Pa's eyes grew round. The lines in his face smoothed out as Plaquette spun her story. A cruel prince. A fearsome army. A lieutenant with a conscience.

It would have to be Msieur.

That ended up being a good night. Pa fell back to sleep, his face more peaceful than she'd seen in days. Plaquette curled up against his side. She was used to his snoring and the heaviness of his drugged breath. She meant to sleep there beside him, but her mind wouldn't let her rest. It was full of imaginings: dancing with Msieur at the Orleans Ballroom, her wearing a fine gown and a fixed, automaton smile; Billy's hopeful glances and small kindnesses, his endearingly nervous bad jokes; and Billy's shoulders, already bowed at 17 from lifting and hauling too-heavy boxes day in, day out, tick, tock, forever (how long before her eyesight went from squinting at tiny watch parts?); an army of tireless metal Georges, more each day, replacing the fleshly porters, and brought about in part by her cleverness.
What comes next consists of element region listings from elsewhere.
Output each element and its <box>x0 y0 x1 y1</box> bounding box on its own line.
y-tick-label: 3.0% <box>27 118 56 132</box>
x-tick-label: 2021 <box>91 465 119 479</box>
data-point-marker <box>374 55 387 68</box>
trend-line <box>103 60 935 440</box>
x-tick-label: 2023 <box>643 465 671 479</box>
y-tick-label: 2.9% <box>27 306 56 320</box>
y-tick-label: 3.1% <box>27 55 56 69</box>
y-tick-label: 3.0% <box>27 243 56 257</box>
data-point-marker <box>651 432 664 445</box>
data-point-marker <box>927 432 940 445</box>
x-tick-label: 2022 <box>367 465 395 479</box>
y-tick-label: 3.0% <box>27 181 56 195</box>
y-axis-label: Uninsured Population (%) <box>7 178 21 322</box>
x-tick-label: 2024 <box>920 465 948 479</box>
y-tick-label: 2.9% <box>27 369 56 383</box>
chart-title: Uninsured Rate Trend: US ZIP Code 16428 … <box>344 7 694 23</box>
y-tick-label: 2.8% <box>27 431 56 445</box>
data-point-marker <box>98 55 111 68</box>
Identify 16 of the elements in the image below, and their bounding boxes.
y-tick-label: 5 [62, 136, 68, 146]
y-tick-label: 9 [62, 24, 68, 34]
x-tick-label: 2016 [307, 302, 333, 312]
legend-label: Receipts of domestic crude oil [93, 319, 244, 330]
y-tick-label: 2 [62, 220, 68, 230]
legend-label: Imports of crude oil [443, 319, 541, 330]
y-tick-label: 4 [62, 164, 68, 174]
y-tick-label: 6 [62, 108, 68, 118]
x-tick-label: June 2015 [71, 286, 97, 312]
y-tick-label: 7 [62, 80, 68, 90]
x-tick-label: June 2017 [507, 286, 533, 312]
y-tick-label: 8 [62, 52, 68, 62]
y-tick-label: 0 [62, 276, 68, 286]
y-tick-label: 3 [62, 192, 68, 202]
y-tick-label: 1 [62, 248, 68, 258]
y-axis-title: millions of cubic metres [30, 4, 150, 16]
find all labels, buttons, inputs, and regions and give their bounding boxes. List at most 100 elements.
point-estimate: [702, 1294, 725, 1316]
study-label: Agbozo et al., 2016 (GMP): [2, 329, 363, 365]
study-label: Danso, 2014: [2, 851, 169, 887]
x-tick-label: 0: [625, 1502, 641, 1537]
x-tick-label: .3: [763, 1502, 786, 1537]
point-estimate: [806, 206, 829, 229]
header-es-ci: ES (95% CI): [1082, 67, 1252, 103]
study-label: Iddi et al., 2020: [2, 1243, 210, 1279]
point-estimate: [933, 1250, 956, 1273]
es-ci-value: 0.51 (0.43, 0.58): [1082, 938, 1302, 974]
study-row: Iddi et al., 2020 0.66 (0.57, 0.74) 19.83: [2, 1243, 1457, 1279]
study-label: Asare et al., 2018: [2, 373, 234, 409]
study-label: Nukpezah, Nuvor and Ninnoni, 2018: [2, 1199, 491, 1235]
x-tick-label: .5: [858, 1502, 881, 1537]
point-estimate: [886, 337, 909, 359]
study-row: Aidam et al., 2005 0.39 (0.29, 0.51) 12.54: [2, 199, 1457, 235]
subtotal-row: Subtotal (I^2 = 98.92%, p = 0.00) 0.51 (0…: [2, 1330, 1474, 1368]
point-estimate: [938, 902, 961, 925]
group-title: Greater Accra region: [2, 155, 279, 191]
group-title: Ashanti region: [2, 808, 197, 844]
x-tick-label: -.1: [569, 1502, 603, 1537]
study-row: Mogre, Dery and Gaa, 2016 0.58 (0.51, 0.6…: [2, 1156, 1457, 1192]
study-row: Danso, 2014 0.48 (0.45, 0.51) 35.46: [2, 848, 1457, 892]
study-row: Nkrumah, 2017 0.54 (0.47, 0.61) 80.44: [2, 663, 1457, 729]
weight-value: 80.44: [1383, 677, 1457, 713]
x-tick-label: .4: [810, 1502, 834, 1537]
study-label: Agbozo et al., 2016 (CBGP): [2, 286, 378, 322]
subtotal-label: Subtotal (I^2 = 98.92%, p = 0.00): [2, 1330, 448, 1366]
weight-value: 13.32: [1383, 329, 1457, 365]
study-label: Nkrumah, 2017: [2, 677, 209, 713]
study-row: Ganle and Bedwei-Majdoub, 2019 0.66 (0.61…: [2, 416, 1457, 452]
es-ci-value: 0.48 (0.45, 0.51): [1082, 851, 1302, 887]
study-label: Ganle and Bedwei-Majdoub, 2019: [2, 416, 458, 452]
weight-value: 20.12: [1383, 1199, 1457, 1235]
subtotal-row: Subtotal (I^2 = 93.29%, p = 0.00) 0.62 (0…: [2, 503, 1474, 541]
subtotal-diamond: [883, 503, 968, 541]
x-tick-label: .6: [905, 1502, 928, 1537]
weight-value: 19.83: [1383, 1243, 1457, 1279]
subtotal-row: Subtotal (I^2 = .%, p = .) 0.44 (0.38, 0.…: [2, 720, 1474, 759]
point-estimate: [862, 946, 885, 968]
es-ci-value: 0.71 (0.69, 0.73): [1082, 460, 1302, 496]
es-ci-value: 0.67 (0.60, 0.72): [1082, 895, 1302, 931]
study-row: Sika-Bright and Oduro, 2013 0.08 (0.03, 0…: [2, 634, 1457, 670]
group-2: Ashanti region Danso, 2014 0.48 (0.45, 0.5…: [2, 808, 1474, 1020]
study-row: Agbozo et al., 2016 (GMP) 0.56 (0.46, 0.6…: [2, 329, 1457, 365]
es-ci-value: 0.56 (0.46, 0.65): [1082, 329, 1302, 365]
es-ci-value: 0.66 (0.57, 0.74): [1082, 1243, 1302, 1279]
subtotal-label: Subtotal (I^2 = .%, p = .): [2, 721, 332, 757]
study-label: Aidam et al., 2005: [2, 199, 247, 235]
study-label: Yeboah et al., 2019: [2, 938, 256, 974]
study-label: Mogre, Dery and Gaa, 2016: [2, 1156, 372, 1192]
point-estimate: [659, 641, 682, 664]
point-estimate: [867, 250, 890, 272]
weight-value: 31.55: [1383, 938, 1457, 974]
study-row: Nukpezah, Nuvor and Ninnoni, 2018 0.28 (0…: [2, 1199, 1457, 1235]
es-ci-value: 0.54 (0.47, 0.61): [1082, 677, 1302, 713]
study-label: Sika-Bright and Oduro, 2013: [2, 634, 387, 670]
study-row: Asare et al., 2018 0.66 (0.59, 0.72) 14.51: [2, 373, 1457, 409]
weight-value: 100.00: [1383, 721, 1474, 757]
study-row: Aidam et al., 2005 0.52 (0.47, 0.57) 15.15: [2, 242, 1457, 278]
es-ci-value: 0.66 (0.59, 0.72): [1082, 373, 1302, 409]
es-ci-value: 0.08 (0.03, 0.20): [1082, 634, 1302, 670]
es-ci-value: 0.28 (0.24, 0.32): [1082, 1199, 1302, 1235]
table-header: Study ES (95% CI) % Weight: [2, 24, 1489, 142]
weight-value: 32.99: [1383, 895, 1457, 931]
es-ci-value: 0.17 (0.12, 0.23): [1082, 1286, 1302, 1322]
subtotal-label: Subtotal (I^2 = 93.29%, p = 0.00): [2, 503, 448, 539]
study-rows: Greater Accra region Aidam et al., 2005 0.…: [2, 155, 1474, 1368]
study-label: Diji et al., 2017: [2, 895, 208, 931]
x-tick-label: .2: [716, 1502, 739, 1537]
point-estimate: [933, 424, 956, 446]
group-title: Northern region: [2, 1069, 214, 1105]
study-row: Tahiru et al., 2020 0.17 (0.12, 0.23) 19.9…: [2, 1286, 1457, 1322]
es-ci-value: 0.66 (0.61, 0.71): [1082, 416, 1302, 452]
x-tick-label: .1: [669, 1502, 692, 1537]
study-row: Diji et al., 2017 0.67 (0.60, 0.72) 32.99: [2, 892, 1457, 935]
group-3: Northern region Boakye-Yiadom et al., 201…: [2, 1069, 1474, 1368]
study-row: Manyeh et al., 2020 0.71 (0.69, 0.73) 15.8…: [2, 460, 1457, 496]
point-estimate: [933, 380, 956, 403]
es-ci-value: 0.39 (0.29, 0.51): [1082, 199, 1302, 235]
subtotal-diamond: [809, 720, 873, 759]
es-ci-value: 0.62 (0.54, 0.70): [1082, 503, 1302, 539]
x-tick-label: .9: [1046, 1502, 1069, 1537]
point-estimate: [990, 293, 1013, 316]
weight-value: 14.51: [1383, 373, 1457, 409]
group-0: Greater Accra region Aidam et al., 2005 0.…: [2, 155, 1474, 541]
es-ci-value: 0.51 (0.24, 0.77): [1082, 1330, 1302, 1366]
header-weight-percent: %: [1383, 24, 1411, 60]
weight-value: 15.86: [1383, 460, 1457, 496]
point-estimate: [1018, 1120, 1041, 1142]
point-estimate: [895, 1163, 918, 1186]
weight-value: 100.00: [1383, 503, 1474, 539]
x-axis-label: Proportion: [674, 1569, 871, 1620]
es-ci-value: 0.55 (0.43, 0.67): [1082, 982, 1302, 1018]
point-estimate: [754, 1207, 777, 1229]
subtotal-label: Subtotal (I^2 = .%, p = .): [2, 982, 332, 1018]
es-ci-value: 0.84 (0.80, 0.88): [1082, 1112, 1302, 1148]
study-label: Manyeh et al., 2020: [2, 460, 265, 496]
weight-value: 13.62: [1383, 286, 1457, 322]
Whichever path her future took, Plaquette could only see disaster.

Yet in the air above her visions, they flew. Free as bats, as angels.

Finally Plaquette eased herself out of bed. The apartment was dark; she'd long since blown out the lamp to save wick and oil. She tiptoed carefully to the kitchen. By feel, she got Claude's reading scroll out of the pocket of her apron. She crept out onto the landing. By the light of a streetlamp, she unrolled and re-rolled it so that she could see the end of the book. The punched holes stopped a good foot-and-a-half before the end of the roll. There was that much blank space left.

Plaquette knew
My Lady Nobody
practically word for word. She studied the roll, figuring out the patterns of holes that created the sounds which allowed Claude to speak the syllables of the story. She could do this. She crept back inside and felt her way through the kitchen drawer. She grasped something way at the back. A bottle, closed tight, some liquid still sloshing around inside it. A sniff of the lid told her what it was. She put the bottle aside and kept rummaging through the drawer. Her heart beat triple-time when she found what she was looking for. Pa did indeed have more than one ticket punch.

It was as though there was a fever rising in her; for the next few hours she crouched shivering on the landing and in a frenzy, punched a complicated pattern into the end of the scroll, stopping every so often to roll it back to the beginning for guidance on how to punch a particular syllable. By the time she'd used up the rest of the roll, her fingers were numb with cold, her teeth chattering, the sky was going pink in the east, and the landing was scattered with little circles of white card. But her brain finally felt at peace.